Some things should never be run as businesses because their priorities are not profits but service, a value inherent to and critical for delivering effective public services.
It’s a fundamental truth that the primary goal of any business is profit. However, this profit-driven approach is incompatible with providing high-quality service. The two cannot coexist.
In business, one can choose only two out of three options between speed, price, and quality. It is a business mantra that recognizes you can only provide some of the three.
People who fail to understand business also fail to understand community development because you can’t provide a high-quality public service if profit is involved in any capacity. It is for this reason that all election campaigns should be publicly funded instead of privately financed for the profiteers who have corrupted the political landscape while transforming the nation into a fascist corporatocracy.

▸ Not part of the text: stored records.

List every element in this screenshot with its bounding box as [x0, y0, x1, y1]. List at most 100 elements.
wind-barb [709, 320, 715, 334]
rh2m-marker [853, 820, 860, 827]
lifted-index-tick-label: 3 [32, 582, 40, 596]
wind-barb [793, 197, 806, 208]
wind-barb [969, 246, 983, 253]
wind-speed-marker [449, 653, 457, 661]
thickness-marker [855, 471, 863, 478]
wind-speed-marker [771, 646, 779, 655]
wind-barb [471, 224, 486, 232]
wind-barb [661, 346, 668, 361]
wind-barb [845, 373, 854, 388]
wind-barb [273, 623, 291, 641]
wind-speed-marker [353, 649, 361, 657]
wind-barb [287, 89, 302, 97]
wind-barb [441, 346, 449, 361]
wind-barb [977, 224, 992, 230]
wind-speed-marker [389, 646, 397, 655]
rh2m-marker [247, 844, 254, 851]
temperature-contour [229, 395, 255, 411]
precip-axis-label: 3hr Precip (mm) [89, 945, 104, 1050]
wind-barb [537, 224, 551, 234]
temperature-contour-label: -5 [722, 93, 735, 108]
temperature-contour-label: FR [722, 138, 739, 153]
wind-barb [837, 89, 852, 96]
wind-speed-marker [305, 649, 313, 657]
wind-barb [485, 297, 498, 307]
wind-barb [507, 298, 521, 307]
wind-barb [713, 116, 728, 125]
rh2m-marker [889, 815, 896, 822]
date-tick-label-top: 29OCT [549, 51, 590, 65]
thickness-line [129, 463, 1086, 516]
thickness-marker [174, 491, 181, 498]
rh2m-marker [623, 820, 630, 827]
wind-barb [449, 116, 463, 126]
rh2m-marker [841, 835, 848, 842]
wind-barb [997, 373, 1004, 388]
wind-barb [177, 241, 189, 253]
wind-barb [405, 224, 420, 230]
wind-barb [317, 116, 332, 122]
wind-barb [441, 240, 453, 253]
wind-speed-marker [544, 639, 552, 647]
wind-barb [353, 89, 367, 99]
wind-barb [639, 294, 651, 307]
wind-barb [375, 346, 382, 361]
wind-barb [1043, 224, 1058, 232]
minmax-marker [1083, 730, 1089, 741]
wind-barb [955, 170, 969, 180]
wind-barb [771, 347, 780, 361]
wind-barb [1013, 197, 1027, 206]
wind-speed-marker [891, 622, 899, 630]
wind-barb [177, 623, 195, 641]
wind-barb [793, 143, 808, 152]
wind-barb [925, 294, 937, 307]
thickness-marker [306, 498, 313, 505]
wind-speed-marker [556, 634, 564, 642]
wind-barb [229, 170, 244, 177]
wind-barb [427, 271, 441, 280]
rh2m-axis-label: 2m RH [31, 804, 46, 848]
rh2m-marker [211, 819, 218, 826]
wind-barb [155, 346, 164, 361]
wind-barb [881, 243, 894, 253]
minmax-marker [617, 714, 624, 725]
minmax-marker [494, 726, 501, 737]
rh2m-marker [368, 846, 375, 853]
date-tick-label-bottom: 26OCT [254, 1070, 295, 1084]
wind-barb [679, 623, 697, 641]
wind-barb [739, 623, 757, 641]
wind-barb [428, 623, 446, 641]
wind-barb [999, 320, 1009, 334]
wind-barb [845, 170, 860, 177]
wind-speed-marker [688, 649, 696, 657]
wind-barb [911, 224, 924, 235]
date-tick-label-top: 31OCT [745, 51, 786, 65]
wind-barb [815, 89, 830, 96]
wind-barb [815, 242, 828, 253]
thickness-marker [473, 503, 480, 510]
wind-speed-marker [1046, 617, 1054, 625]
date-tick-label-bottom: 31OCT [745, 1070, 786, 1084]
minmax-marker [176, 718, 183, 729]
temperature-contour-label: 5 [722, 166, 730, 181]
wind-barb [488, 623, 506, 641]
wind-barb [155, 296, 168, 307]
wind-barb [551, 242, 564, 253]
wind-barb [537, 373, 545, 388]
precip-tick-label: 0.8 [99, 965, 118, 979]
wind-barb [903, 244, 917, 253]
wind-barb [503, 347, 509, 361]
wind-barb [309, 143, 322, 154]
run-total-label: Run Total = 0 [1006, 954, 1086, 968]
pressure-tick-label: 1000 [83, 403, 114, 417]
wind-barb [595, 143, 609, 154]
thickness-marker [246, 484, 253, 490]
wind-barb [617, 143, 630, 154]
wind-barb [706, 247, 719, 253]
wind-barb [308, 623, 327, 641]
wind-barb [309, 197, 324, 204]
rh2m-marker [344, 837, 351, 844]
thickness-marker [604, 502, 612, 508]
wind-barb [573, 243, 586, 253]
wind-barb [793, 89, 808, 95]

Restraining corruption within the political landscape demands a wall between business and state in the same fashion that a wall should exist between church and state. As institutions, they should not directly influence the other two’s nature, shape, or operation.
Corporations are medieval institutions based on authoritarian structures. Because of that, they cannot help but corrupt democracies, just like churches are also authoritarian structures capable only of corrupting the operations of a state.
The only efficient and effective way to operate a national healthcare system is to provide high quality at the lowest cost. The only way to achieve that goal is to pool all resources together and leverage a basic economic strategy called “economy of scale.”
As a citizen and a consumer, you apply that same strategy each time you buy something in bulk.
This isn’t rocket science, and the fact that the U.S. still can’t get its act together to do the right thing for its citizens is a testament to how badly corrupted by billionaires the nation has become.
The fact is that billionaires have invested a lot of money in programming people to believe the government is inefficient. The truth, however, is that all organizations become inefficient the larger they become.
The real solution to many problems the U.S. and the world are struggling with is acknowledging that “too big to fail” means “too big to exist.” No multinational corporation should exist today. No centibillionaires should exist today.
We’ve made a horrendous error in judgment by allowing power to be concentrated in the hands of the few. The consequence of that corruption is that a majority are now struggling needlessly when they were prospering only a few decades ago.
Community development is a service we provide for each other as part of the social contract.
There are plenty of opportunities outside of community service to make profits. There is no justification for turning every waking moment into a monetization opportunity — for anyone- and creating a culture in which that’s the expectation, which is a dysphoric consequence of a dysfunctional state of being that will sustain itself indefinitely.
As we have entered the late stages of capitalism, we can either adjust course toward a healthier and sustainable existence, or we will invite chaos into all our lives. We can stave that off by simply adjusting our biases. The first bias to change is acknowledging that healthcare is NOT a business.
Plenty of for-profit business opportunities exist within an endeavour as massive as healthcare. Like any non-profit enterprise working within a zero-based budget context, private industries are still free to operate on a for-profit basis. For a service as massive as a national healthcare system, that presents an incredible array of opportunities for innovation and competition by and between for-profit industries. The critical difference is that the decision-making body or board governing the healthcare operation isn’t distracted from providing essential services by a for-profit mandate.
There exists neither a need nor justification for basing the service provided to save lives on catering to a profit motive. It’s the worst way to serve a public with an inferior service at a cost that’s much more excessive than money because the price includes the lives of innocent people who are unfairly and unnecessarily made desperate to survive.